Pays musulman, l'Ouzbékistan a aussi été le théâtre d'attaques perpétrées par des islamistes radicaux. Le Mouvement Islamique d'Ouzbékistan y a commis desattentats au début des années 2000. Aujourd'hui, de nombreux Ouzbeks combattent dans les rangs de l'organisation Etat islamique (EI) en Irak et en Syrie.

 

- Le coton et le tourisme -

Le coton, dont l'Ouzbékistan est un des cinq plus gros exportateurs mondiaux, lui rapporte chaque année plus d'un milliard de dollars (895 millions d'euros) et les autorités espèrent en produire 3,3 millions de tonnes en 2016. Le textile concentre un tiers des emplois industriels de ce pays, le plus peuplé d'Asie centrale avec 31 millions d'habitants.

L'Ouzbékistan est fréquemment accusé de travail forcé dans ses champs de coton, même si l'Organisation internationale du travail (OIT) a salué en 2014 les mesures prises en vue d'éliminer le travail des enfants.

Si ce pays exporte aussi de l'or, dont il est le 8e producteur mondial, il mise beaucoup sur le tourisme pour se développer. Samarcande, classée depuis 2001 au patrimoine mondial de l'Humanité, fait la fierté des Ouzbeks pour ses édifices époustouflants, comme la place du Régistan encadrée de trois universités des XVe et XVIIe siècles.

 

- Désastres écologiques -

La culture intensive du coton depuis plusieurs décennies a provoqué un désastre écologique. Fin 2014, l'Ouzbékistan a même demandé et obtenu une importante aide internationale pour faire face à la disparition de la mer d'Aral. En 50 ans, elle a perdu 75% de sa superficie à cause du détournement de rivières l'alimentant pour irriguer les cultures de coton.

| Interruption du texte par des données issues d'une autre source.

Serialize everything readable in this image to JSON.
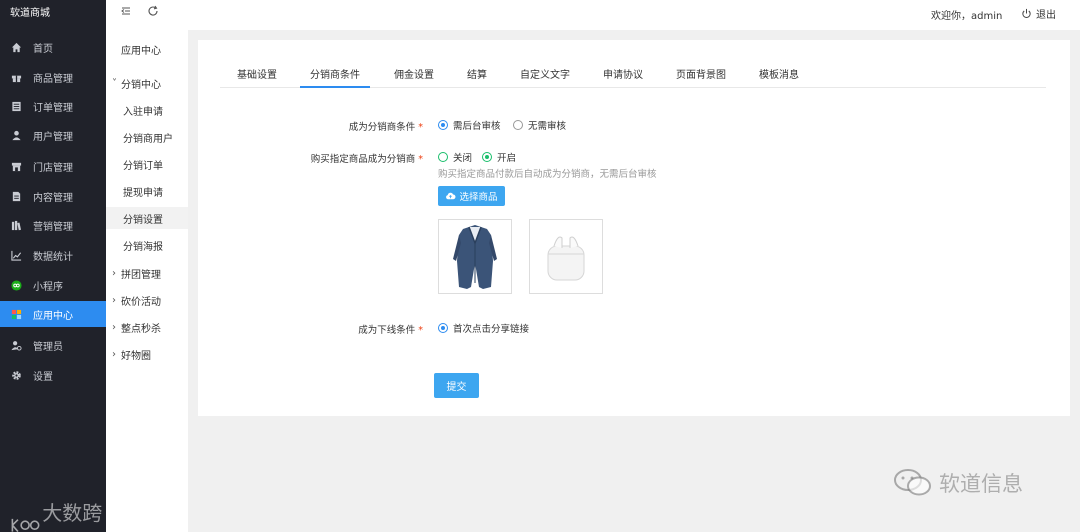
{
  "brand": "软道商城",
  "sidebar": {
    "items": [
      {
        "label": "首页",
        "icon": "home-icon"
      },
      {
        "label": "商品管理",
        "icon": "gift-icon"
      },
      {
        "label": "订单管理",
        "icon": "list-icon"
      },
      {
        "label": "用户管理",
        "icon": "user-icon"
      },
      {
        "label": "门店管理",
        "icon": "store-icon"
      },
      {
        "label": "内容管理",
        "icon": "document-icon"
      },
      {
        "label": "营销管理",
        "icon": "books-icon"
      },
      {
        "label": "数据统计",
        "icon": "chart-icon"
      },
      {
        "label": "小程序",
        "icon": "miniprogram-icon"
      },
      {
        "label": "应用中心",
        "icon": "apps-icon",
        "active": true
      },
      {
        "label": "管理员",
        "icon": "admin-icon"
      },
      {
        "label": "设置",
        "icon": "gear-icon"
      }
    ],
    "active_color": "#2d8cf0"
  },
  "subnav": {
    "title": "应用中心",
    "group": "分销中心",
    "children": [
      "入驻申请",
      "分销商用户",
      "分销订单",
      "提现申请",
      "分销设置",
      "分销海报"
    ],
    "selected": "分销设置",
    "more": [
      "拼团管理",
      "砍价活动",
      "整点秒杀",
      "好物圈"
    ]
  },
  "topbar": {
    "welcome": "欢迎你，admin",
    "logout": "退出"
  },
  "tabs": [
    "基础设置",
    "分销商条件",
    "佣金设置",
    "结算",
    "自定义文字",
    "申请协议",
    "页面背景图",
    "模板消息"
  ],
  "active_tab": "分销商条件",
  "form": {
    "condition_label": "成为分销商条件",
    "condition_options": [
      "需后台审核",
      "无需审核"
    ],
    "buy_label": "购买指定商品成为分销商",
    "buy_options": [
      "关闭",
      "开启"
    ],
    "buy_hint": "购买指定商品付款后自动成为分销商，无需后台审核",
    "select_goods_label": "选择商品",
    "goods": [
      "coat-product-image",
      "earbuds-product-image"
    ],
    "downline_label": "成为下线条件",
    "downline_option": "首次点击分享链接",
    "submit_label": "提交"
  },
  "watermarks": {
    "left": "大数跨境",
    "right": "软道信息"
  },
  "colors": {
    "primary": "#2d8cf0",
    "button": "#3da6f0",
    "required": "#ed4014",
    "green": "#19be6b",
    "sidebar_bg": "#20222a"
  }
}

Cette quatrième plus grande mer intérieure du monde, à cheval sur l'Ouzbékistan et le Kazakhstan, semble provisoirement sauvée grâce à un barrage construit dans sa partie kazakhe mais les problèmes de santé causés par les pesticides déversés dans les champs de coton et les dérèglements climatiques engendrés par la quasi-disparition de la mer d'Aral demeurent.

Et l'eau demeure une source potentielle de conflit dans la région : l'Ouzbékistan, qui dépend de l'eau en provenance du Tadjikistan voisin, s'oppose fermement à un projet de barrage dans ce pays. Au point qu'Islam Karimov a prévenu des risques de guerre s'il était mis en oeuvre.